The stretch of river in front of us was called Long Rapid, for reasons that became obvious when we looked down on it. Ours was the last of three rafts on the trip, so on this occasion the excitement/dread of waiting came with an upside: the bonus of observing other people's terror ahead of experiencing your own.
During the first (genteel and white-water free) leg of our journey downstream, guide Gwynn had used the time to explain the instructions he would use to get us paddling the raft effectively and safely through the rapids. These were a series of commands, such as "forwards" and "backwards" to direct our paddling, so we would end up on the best side of particular rocks, or in the right spot to be pulled along by the most appropriate currents.
Gwynn's other commands included "hold on" and "get down", which were for when things got wet and bumpy.
"All left" and "all right" meant a mad scramble to one side of the raft to redistribute the weight of the bobbing vessel's human payload if he thought we were running into trouble.
The journey down Long Rapid went well.
Gwynn's instructions, followed by our scrambled compliant paddling, worked a charm, getting us through the maelstrom. It was a thrill to have made it safely down into the calm waters below.
Long Rapid is rated a grade 4 or 5 on scale of difficulty used to assess sections of white water - where grade 1 means very little rough water and grade 5 is extremely difficult to navigate safely.
We were on Mohaka Rafting's grade 4/5 trip but the company also offers tamer grade 2 and 3 excursions for the less adventurous.
The next stretch of quiet water gave us the chance to take in the river's stunning scenery, from the sheer cliffs above to the almost extra-terrestrial rock formations. "It's like Jurassic Park isn't it?" one of the other guides said.

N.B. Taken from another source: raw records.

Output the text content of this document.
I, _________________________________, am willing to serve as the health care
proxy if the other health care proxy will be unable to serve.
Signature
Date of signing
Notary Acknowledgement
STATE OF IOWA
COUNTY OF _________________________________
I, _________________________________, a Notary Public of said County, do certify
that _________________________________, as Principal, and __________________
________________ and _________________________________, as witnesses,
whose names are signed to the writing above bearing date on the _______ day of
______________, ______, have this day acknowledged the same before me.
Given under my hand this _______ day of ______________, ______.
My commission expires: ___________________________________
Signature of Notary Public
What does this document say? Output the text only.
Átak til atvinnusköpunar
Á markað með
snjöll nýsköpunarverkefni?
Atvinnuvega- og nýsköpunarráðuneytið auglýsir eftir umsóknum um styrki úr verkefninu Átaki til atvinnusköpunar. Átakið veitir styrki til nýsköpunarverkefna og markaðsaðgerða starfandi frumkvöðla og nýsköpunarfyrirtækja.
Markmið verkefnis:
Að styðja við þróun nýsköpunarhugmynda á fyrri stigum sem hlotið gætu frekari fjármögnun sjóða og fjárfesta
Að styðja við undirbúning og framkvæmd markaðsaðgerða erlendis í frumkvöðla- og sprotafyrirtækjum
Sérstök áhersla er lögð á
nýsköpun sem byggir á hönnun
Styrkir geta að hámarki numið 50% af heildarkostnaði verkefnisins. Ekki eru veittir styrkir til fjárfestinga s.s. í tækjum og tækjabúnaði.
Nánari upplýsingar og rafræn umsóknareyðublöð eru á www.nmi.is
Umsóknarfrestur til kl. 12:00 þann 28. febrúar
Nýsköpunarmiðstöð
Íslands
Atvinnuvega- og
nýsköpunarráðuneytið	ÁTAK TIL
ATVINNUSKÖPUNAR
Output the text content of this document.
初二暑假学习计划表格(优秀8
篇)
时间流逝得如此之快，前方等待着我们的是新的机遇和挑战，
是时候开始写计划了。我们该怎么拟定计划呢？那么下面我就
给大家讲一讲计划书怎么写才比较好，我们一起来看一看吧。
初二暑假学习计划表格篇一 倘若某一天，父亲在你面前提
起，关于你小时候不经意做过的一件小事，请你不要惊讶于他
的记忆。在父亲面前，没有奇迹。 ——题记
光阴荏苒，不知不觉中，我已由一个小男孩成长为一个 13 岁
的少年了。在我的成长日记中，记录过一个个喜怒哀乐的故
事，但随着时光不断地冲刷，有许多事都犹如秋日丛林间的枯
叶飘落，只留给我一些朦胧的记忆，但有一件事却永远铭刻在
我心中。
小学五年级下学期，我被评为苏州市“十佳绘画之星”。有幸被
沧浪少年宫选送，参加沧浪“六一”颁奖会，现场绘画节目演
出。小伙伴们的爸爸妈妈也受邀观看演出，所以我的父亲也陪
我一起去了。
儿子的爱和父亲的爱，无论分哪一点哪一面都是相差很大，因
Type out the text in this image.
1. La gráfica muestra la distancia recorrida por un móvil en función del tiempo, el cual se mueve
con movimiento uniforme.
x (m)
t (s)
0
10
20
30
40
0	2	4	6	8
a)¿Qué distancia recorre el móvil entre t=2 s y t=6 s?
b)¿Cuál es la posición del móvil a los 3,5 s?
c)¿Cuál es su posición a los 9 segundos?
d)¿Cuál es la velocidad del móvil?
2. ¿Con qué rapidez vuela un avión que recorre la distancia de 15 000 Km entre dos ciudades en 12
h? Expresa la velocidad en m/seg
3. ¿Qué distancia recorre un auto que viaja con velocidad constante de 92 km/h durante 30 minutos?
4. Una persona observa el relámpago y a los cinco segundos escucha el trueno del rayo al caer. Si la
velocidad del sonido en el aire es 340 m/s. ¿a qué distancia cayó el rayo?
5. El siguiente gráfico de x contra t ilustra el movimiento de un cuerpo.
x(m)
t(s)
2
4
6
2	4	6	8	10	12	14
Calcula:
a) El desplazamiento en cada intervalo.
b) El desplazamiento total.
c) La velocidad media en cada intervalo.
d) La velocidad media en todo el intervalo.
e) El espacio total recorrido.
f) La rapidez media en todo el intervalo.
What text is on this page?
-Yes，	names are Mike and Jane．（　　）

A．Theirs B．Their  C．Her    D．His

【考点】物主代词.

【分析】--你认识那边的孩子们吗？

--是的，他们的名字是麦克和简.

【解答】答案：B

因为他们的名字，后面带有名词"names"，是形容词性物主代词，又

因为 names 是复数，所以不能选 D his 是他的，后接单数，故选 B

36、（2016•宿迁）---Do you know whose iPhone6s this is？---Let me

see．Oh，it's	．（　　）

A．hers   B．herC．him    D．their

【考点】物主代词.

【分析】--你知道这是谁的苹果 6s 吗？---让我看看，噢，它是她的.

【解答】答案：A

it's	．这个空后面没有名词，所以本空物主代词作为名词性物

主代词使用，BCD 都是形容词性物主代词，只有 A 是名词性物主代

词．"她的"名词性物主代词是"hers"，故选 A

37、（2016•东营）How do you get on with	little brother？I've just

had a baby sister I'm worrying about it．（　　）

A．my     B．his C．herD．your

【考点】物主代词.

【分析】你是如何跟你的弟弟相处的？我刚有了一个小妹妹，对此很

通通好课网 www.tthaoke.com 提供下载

The exhilaration of successfully mastering the art of navigating the raft was wiped away at a later rapid when we get stuck, lodged sideways, on a rock and the fierce torrents of water begin to quickly fill the bottom of the boat. We did a quick "all right" which, as we had been taught, lifted the side of the raft higher out of the flow so water does not pound in quite as quickly. Then we began a desperate wrestling match with the rock, trying to pull ourselves free against the relentless force of the current.
Eventually we won the battle, the raft lurched forward and the threat of being swamped and capsized was averted. Again there was a sense of exhilaration in feeling we had mastered the technique for overcoming the challenges of these mighty surges of water.
Further downstream, we stopped at "Hotel Rock" - a mid-river formation so named by the guides because it is larger than a house and its cavernous formations make it look like it could be a temporary home.
After clambering around the rock it was time to traverse the section of river, and more spectacular scenery, but this time with the added thrill of rafting during a thunderstorm. Large dollops of rain wet us from above, adding to the spray from the rapids, as eerie claps of thunder fill the river canyon.
By the end of our 20km journey downstream, the sun had come out again and the sight of our bus, and the hot drinks and biscuits set out by driver Marilyn, were a welcome treat.
It has been a full day of sensory overload and exhilaration. An ideal and unique way to discover the Mohaka River, one of the scenic gems of the Hawke's Bay region.